What’s more, Trump has asked the DOJ to investigate the former Secretary of State’s emails, her server, her business deals, and her husband.
But this week he returned to his familiar “ballot box” theme, according to a report by Politico—forcing Clinton yet again to rebut his conspiracy agenda.
“Wow, Report Just Out! Google manipulated from 2.6 million to 16 million votes for Hillary Clinton in 2016 Election!” Trump tweeted on Monday. “This was put out by a Clinton supporter, not a Trump Supporter! Google should be sued. My victory was even bigger than thought!”
While Trump did not cite the source of his claim, according to Politico, it came minutes after a segment on Fox Business Network referred to congressional testimony in July from behavioral psychologist Robert Epstein.
In testimony to the Senate Judiciary Committee, Epstein claimed that, based on his research, “biased search results generated by Google’s search algorithm likely impacted undecided voters in a way that gave at least 2.6 million votes to Hillary Clinton.”
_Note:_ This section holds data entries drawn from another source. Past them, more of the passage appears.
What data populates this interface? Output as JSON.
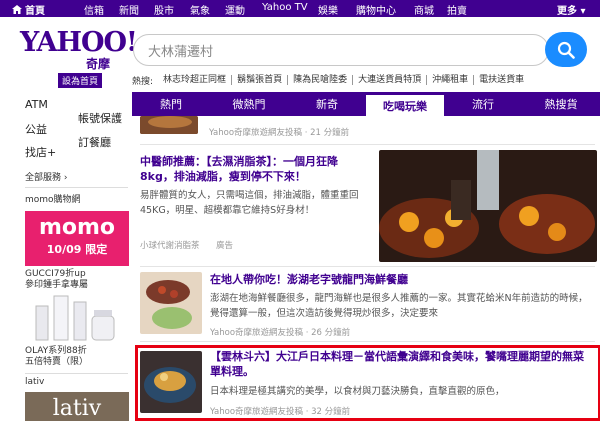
{
  "topbar": {
    "home": "首頁",
    "items": [
      "信箱",
      "新聞",
      "股市",
      "氣象",
      "運動",
      "Yahoo TV",
      "娛樂",
      "購物中心",
      "商城",
      "拍賣"
    ],
    "more": "更多"
  },
  "header": {
    "logo_text": "YAHOO!",
    "logo_cn": "奇摩",
    "set_home": "設為首頁"
  },
  "search": {
    "value": "大林蒲遷村"
  },
  "hot": {
    "label": "熱搜:",
    "items": [
      "林志玲超正同框",
      "鬍鬚張首頁",
      "陳為民嗆陸委",
      "大連送貨員特頂",
      "沖繩租車",
      "電扶送貨車"
    ]
  },
  "sidebar": {
    "atm": "ATM",
    "bill": "帳號保護",
    "pub": "公益",
    "order": "訂餐廳",
    "house": "找店+",
    "all": "全部服務",
    "all_arrow": "›",
    "momo_section": "momo購物網",
    "momo_line1": "momo",
    "momo_line2": "10/09 限定",
    "ad1_l1": "GUCCI79折up",
    "ad1_l2": "參印鍾手拿專屬",
    "ad2_l1": "OLAY系列88折",
    "ad2_l2": "五倍特賣（限）",
    "lativ_section": "lativ",
    "lativ_logo": "lativ"
  },
  "tabs": [
    "熱門",
    "微熱門",
    "新奇",
    "吃喝玩樂",
    "流行",
    "熱搜貨"
  ],
  "active_tab": "吃喝玩樂",
  "articles": [
    {
      "meta": "Yahoo奇摩旅遊網友投稿 · 21 分鐘前"
    },
    {
      "title": "中醫師推薦：【去濕消脂茶】：一個月狂降8kg，排油減脂，瘦到停不下來！",
      "snippet": "易胖體質的女人，只需喝這個，排油減脂，體重重回45KG，明星、超模都靠它維持S好身材！",
      "meta_source": "小球代謝消脂茶",
      "meta_ad": "廣告"
    },
    {
      "title": "在地人帶你吃！澎湖老字號龍門海鮮餐廳",
      "snippet": "澎湖在地海鮮餐廳很多，龍門海鮮也是很多人推薦的一家。其實花蛤米N年前造訪的時候，覺得還算一般，但這次造訪後覺得現炒很多，決定要來",
      "meta": "Yahoo奇摩旅遊網友投稿 · 26 分鐘前"
    },
    {
      "title": "【雲林斗六】大江戶日本料理－當代語彙演繹和食美味，饕嘴理麗期望的無菜單料理。",
      "snippet": "日本料理是極其講究的美學，以食材與刀藝決勝負，直擊直觀的原色，",
      "meta": "Yahoo奇摩旅遊網友投稿 · 32 分鐘前"
    }
  ],
  "colors": {
    "brand": "#400090",
    "search_button": "#1a8cff",
    "highlight_border": "#e60012",
    "momo": "#e8206e"
  }
}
Epstein appears to have been citing a study based on a collection of tens of thousands of search engine results collected in the run-up to the 2016 election. The study analyzed a relatively small sample size: The results of 95 different voters, just 21 of whom he says were undecided. He based the results on a phenomenon he calls “Search Engine Manipulation Effect.”
Google has denied Epstein’s claims. Company Chief Executive Sundar Pichai said at a House Judiciary Committee hearing in December that Google had investigated Epstein’s findings and found his methodology flawed
According to the Politico report, Epstein also claimed in his congressional testimony that Big Tech, if left unchecked, could shift as many as 15 million votes toward a particular candidate in the 2020 election. Trump appeared to have nudged that number higher in his tweet Monday.
But Hillary clapped back, tweeting, “The debunked study you’re referring to was based on 21 undecided voters. For context that’s about half the number of people associated with your campaign who have been indicted.”